During World War II, Vera also served as a member of the Governor’s Committee on Civil Defense.
Vera had a strong interest in troubled youth. She handled countless cases of those who could not afford legal protection, with many of them involving children.
In 1944, Henry County Judge Charles G. Davis died in office. Vera decided to run to replace him. She won, becoming the first woman judge in Henry County and only the third in the state. Vera subsequently was reelected in 1946 and again in 1950.
As a county judge, Vera recognized the need for equal opportunities for women, and she worked tirelessly on the legal status of women, including compiling a digest of laws relating to them.

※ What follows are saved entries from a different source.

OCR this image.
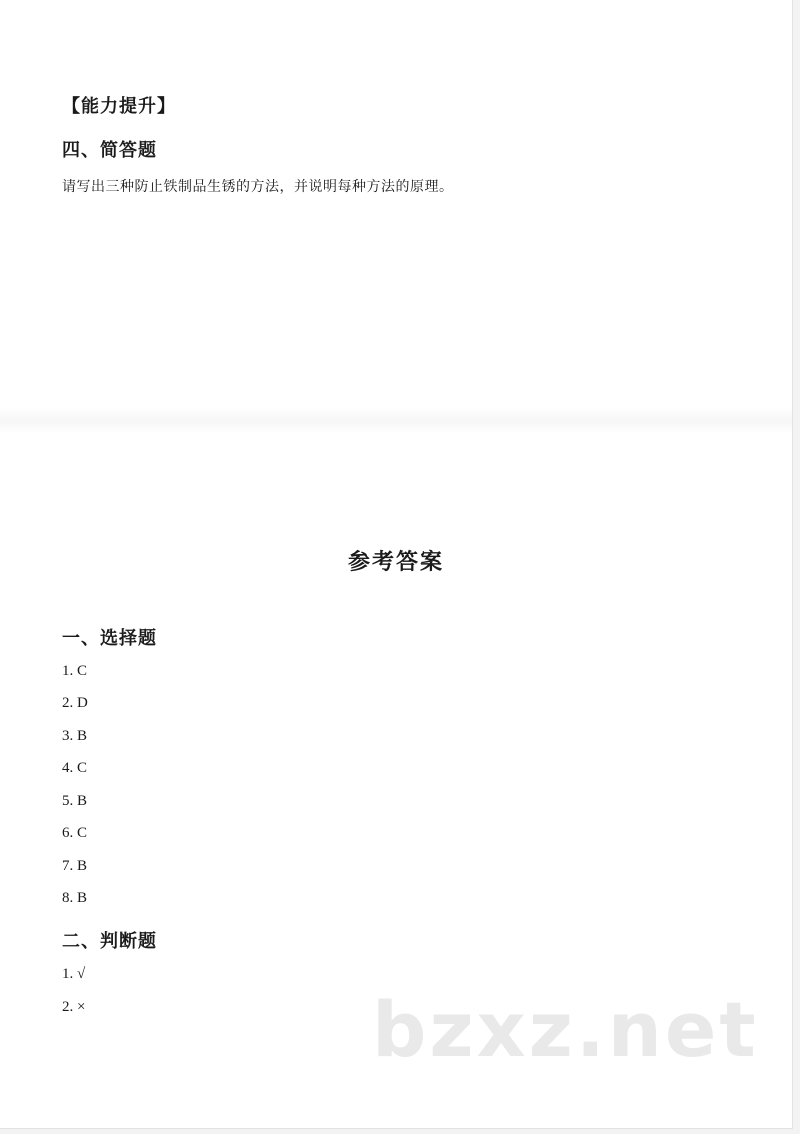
【能力提升】
四、简答题
请写出三种防止铁制品生锈的方法，并说明每种方法的原理。
参考答案
一、选择题
1. C
2. D
3. B
4. C
5. B
6. C
7. B
8. B
二、判断题
1. √
2. ×	bzxz.net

In 1952, then Governor William G. Stratton asked Vera to join his administration, and in January 1953, Vera became the Director of Illinois Department of Registration and Education, the first woman to hold a cabinet post in Illinois.

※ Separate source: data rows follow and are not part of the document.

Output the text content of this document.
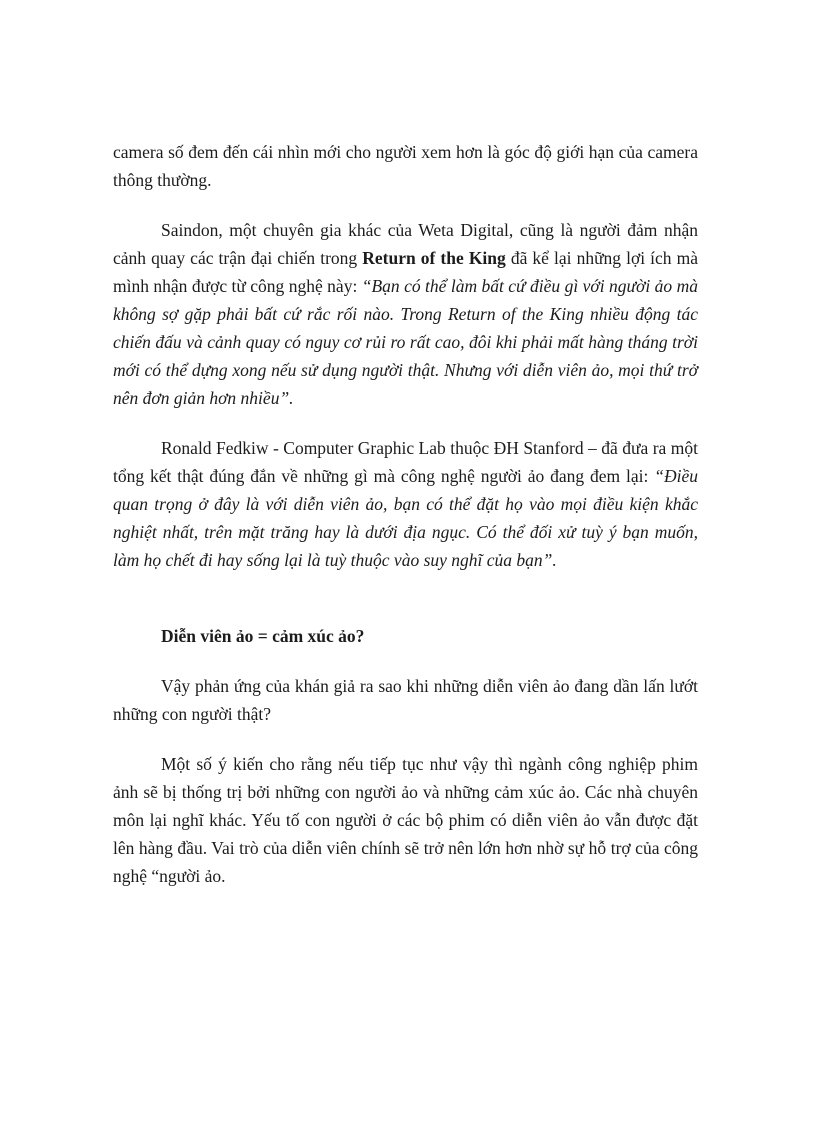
camera số đem đến cái nhìn mới cho người xem hơn là góc độ giới hạn của camera thông thường.

Saindon, một chuyên gia khác của Weta Digital, cũng là người đảm nhận cảnh quay các trận đại chiến trong Return of the King đã kể lại những lợi ích mà mình nhận được từ công nghệ này: “Bạn có thể làm bất cứ điều gì với người ảo mà không sợ gặp phải bất cứ rắc rối nào. Trong Return of the King nhiều động tác chiến đấu và cảnh quay có nguy cơ rủi ro rất cao, đôi khi phải mất hàng tháng trời mới có thể dựng xong nếu sử dụng người thật. Nhưng với diễn viên ảo, mọi thứ trở nên đơn giản hơn nhiều”.

Ronald Fedkiw - Computer Graphic Lab thuộc ĐH Stanford – đã đưa ra một tổng kết thật đúng đắn về những gì mà công nghệ người ảo đang đem lại: “Điều quan trọng ở đây là với diễn viên ảo, bạn có thể đặt họ vào mọi điều kiện khắc nghiệt nhất, trên mặt trăng hay là dưới địa ngục. Có thể đối xử tuỳ ý bạn muốn, làm họ chết đi hay sống lại là tuỳ thuộc vào suy nghĩ của bạn”.

Diễn viên ảo = cảm xúc ảo?

Vậy phản ứng của khán giả ra sao khi những diễn viên ảo đang dần lấn lướt những con người thật?

Một số ý kiến cho rằng nếu tiếp tục như vậy thì ngành công nghiệp phim ảnh sẽ bị thống trị bởi những con người ảo và những cảm xúc ảo. Các nhà chuyên môn lại nghĩ khác. Yếu tố con người ở các bộ phim có diễn viên ảo vẫn được đặt lên hàng đầu. Vai trò của diễn viên chính sẽ trở nên lớn hơn nhờ sự hỗ trợ của công nghệ “người ảo.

As cabinet officer, Vera was an ex-officio member of the board of trustees of the University of Illinois Retirement System, the Water Resources and Flood Control Board, the Board of Museum Advisers, the Board of Natural Resources and Conservation, and the Board of Vocational Education. She also was appointed chairman of the Vocational Education Board and was a member of the Governor’s Committee for Refugee Relief.

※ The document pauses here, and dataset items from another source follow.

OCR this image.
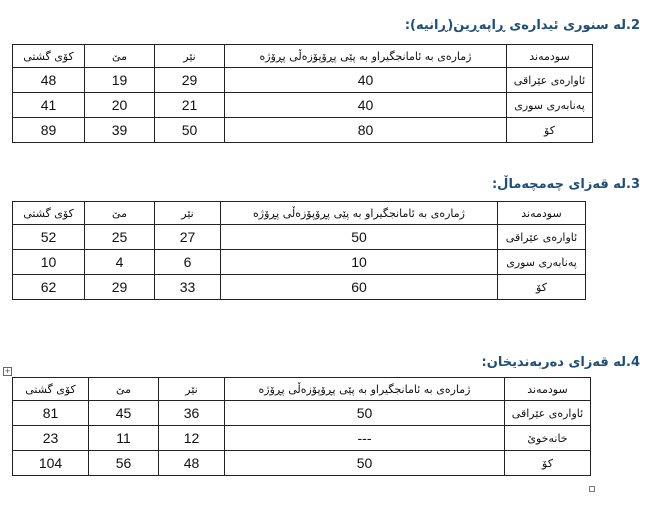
2.لە سنوری ئیدارەی ڕاپەڕین(ڕانیە):
سودمەند	ژمارەی بە ئامانجگیراو بە پێی پڕۆپۆزەڵی پڕۆژە	نێر	مێ	کۆی گشتی
ئاوارەی عێراقی	40	29	19	48
پەنابەری سوری	40	21	20	41
کۆ	80	50	39	89
3.لە قەزای چەمچەماڵ:
سودمەند	ژمارەی بە ئامانجگیراو بە پێی پڕۆپۆزەڵی پڕۆژە	نێر	مێ	کۆی گشتی
ئاوارەی عێراقی	50	27	25	52
پەنابەری سوری	10	6	4	10
کۆ	60	33	29	62
+
4.لە قەزای دەربەندیخان:
سودمەند	ژمارەی بە ئامانجگیراو بە پێی پڕۆپۆزەڵی پڕۆژە	نێر	مێ	کۆی گشتی
ئاوارەی عێراقی	50	36	45	81
خانەخوێ	---	12	11	23
کۆ	50	48	56	104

Vera was in constant demand as a speaker for many years. She talked on a variety of subjects, from juvenile delinquency to club work, speaking not only in Illinois but across the Midwest.
In 1957, Vera received the Southern Illinois University Women’s Club award as the woman “Leader of the Year.” In the same year, she was named to the board of directors of the National Association of License Law officials.
Overall, Vera served seven years in the Republican administration of Gov Stratton until she became ill in 1960. Vera told a Star Courier reporter that even though she was able to handle her duties by working at home, she still hoped to return to Springfield. But she cautioned the reporter, “I hope you don’t say I’m running business from my bedside . . . I’m up and around the house.” Unfortunately, her illness ultimately prevented her from returning to work.
Vera Mae Binks died on March 29, 1963. She had an illustrious career in the service of others. In an editorial two days later, the Star Courier used a variety of highly complementary phrases to cover the many-faceted and successful career of Vera. She was the first woman in many of her life achievements, but Vera also liked the little people and enjoyed the little things of life:
“At her home in Kewanee, her telephone was constantly ringing, scarcely a night passing without someone taking a problem to her. . . . [In addition,] [s]he felt a warmth that comes to a person who considered herself a ‘home-body’ at heart . . . she liked to make raspberry jam, for instance, she liked to garden, she liked her radio broadcasts, she liked to fly and to go boating. Yes, she liked her club work. She was a person who was never bored. Somehow, we felt she must have experienced an impatience with her illness for limiting her energy. We’ll miss Vera Binks. She was a remarkable woman.”
That young boy in the beginning of my story, moving toward a life of crime would concur with those sentiments, and surely would say, “Amen.”